Comunicato stampa del 30/09/2017

A seguito della campagna falsa e denigratoria firmata e messa in atto dal gruppo di minoranza del Comune di San Pietro Infine nelle persone di Emanuela Rossi, Vincenzo Bocchino e Galvivi Enrico, pubblicata dalla testata giornalistica “V-NEWS.IT QUOTIDIANO IN-FORMAZIONE”, i consiglieri comunali di maggioranza ribadiscono il sostegno incondizionato all’operato del Sindaco Mariano Fuoco e del Vicesindaco Lino Fuoco, costantemente denigrati con accuse false e con palesi bugie.

Un giornalista, una testata giornalistica e il suo direttore, prima di pubblicare un articolo, dovrebbero verificare a monte l’attendibilità delle informazioni e non limitarsi al “copia-incolla” da facebook.

Quando ci si limita a divulgare una notizia senza prima verificarne il contenuto, si passa dall’essere “giornalisti” all’essere “giornalai”, diventando così semplici “latori” di notizie destinate a soddisfare e placare unicamente l’eccitazione di quelle piccole persone che godono nel veder pubblicato il proprio “scoop”!

Che poi la notizia sia vera o falsa poco importa… l’importante è placare l’impulso aspettando il prossimo stato eccitativo!

Di  sicuro  non  c’è  malafede  da  parte  del  giornalista,  anche  se  sarebbe  bastato,  da  parte  sua,  controllare  l’autenticità  delle  notizie dategli in pasto dal “professionista” della calunnia,  per non pubblicare simili castronerie.
Chi scrive, nella qualità  di  Vicesindaco  nonché di responsabile dell’Ufficio  Tecnico del  Comune di  San Pietro Infine,  infatti,  diversamente da  quanto pubblicato,   NON È STATO “SOLLEVATO” DA ALCUN INCARICO, così come il consigliere Bocchino  Vincenzo NON È SUBENTRATO A NESSUNO!
Dietro le spinte del “burattinaio” di turno il consigliere Bocchino “aspirerebbe” ad esserlo,  ma finirebbe per fargli da semplice  passacarte.

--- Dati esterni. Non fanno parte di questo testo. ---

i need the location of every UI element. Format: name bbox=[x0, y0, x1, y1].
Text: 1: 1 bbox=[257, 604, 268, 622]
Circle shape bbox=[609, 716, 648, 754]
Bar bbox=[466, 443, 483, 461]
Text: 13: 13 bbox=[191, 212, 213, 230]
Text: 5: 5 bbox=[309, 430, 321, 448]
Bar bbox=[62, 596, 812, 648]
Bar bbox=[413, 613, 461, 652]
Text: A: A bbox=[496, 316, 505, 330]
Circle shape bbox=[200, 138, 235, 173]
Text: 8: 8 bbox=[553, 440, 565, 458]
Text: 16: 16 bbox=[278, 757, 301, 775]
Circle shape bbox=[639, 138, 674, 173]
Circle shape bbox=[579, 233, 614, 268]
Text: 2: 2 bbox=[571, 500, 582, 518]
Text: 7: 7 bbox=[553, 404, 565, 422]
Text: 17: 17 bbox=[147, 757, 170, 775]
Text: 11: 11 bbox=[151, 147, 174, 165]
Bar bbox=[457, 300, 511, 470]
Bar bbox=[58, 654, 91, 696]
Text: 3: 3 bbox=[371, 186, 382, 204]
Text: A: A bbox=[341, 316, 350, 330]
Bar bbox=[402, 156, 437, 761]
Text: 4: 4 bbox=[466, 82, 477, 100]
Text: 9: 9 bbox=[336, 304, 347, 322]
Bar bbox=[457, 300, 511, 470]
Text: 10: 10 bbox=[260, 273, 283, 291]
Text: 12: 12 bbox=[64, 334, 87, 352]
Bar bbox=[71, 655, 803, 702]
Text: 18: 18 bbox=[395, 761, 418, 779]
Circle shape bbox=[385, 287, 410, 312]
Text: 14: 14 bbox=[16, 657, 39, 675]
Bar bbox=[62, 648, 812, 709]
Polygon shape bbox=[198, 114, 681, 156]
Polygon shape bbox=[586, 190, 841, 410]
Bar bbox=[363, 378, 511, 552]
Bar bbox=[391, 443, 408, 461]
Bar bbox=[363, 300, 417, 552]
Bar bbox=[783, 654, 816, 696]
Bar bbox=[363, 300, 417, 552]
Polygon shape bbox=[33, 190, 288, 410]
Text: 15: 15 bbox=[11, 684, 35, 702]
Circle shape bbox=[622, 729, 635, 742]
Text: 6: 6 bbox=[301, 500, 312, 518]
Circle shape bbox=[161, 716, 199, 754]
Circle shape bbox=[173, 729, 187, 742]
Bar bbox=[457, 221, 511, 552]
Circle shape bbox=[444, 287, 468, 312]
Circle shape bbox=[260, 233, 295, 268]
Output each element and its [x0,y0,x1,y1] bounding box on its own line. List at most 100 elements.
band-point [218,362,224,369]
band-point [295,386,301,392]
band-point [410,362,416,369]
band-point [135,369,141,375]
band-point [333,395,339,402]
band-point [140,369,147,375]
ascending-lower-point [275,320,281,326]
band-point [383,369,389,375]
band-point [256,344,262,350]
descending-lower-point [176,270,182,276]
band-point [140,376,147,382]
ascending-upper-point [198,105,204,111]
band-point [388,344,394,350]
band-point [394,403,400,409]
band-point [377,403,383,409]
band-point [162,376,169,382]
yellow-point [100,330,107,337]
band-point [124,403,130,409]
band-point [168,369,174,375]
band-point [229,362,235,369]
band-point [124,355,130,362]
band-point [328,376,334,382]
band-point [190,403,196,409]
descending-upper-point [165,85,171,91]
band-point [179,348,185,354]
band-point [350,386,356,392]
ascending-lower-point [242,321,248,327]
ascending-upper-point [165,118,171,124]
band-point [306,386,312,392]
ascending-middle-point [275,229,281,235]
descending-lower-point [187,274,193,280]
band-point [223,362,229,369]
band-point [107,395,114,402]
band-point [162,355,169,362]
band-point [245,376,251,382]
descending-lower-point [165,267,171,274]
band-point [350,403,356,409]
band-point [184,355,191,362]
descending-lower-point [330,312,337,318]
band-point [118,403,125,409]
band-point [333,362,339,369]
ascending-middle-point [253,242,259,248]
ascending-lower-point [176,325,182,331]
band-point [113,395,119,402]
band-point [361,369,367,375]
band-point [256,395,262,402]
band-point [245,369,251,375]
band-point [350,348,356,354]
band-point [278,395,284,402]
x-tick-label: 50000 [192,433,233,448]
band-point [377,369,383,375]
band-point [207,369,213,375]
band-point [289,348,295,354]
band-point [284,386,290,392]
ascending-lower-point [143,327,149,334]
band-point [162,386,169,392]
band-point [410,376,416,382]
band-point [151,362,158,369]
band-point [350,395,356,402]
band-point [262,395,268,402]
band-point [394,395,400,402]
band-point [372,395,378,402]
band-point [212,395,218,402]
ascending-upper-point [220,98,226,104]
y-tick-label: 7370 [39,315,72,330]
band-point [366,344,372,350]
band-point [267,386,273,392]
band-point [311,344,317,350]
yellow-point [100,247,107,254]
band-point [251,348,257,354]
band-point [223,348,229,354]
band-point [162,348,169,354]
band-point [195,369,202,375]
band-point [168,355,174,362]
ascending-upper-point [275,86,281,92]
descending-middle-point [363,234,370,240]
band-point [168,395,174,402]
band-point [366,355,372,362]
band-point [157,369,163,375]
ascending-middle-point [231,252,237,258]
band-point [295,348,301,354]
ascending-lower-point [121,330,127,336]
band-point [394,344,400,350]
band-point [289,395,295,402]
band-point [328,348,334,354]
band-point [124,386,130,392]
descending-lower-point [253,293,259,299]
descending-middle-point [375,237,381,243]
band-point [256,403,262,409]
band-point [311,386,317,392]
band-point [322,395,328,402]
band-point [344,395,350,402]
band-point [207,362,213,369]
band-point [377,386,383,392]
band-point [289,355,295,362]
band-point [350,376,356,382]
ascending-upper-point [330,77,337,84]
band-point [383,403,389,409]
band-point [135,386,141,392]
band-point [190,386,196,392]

Al giornalista, infatti, sarebbe  bastato alzare la cornetta del telefono per verificare la veridicità delle notizie;
al giornalista sarebbe bastato chiedere ai diretti interessati le prove di quanto affermato;
al giornalista sarebbe bastato,  per esempio, domandare alla capogruppo di minoranza Emanuela Rossi:
–     “Chi, ad oggi, ricopre le funzioni di  responsabile amministrativo del Comune di San Pietro Infine”,
–     “Chi ha ricoperto  per oltre 25 anni la funzione di  responsabile dell’ufficio tecnico del Comune di San Pietro Infine”,
–     “In  quali  rapporti  di  parentela  è  la  stessa  capogruppo  di  minoranza  con  questi  ultimi  e  con  chi  sembrerebbe  abbia intrapreso la   professione del mistificatore e calunniatore.

Solo dopo aver avuto le risposte a queste domande,  il giornalista avrebbe potuto comprendere  le motivazioni che spingono il  suddetto professionista a denigrare con tanto livore e tanto affanno il Sindaco del Comune di San Pietro Infine, il Vicesindaco  e di conseguenza i suoi concittadini.

Questa  nuova compagine, invece,  sta operando da un anno e mezzo per “rimettere in sesto” una macchina amministrativa  che è andata avanti solo per inerzia,  poiché preda per anni di un totale  lassismo e abbandono.
Ribadiamo  con forza che questa amministrazione è stata eletta per cambiare  il modus operandi  di chi li ha preceduti  e  che intende farlo nel pieno rispetto delle leggi e  delle regole  a vantaggio di tutta la cittadinanza e non solo della solita ristretta  rappresentanza.

Il tempo delle promesse e della gestione “allegra” è finito il 4 giugno 2016.
Ad oltre un anno  dal nostro mandato,  constatiamo che  c’è ancora  chi  non l’ha capito,  ma  confidiamo nel tempo poiché  “il  tempo è galantuomo” e col tempo questi dovranno farsene una ragione!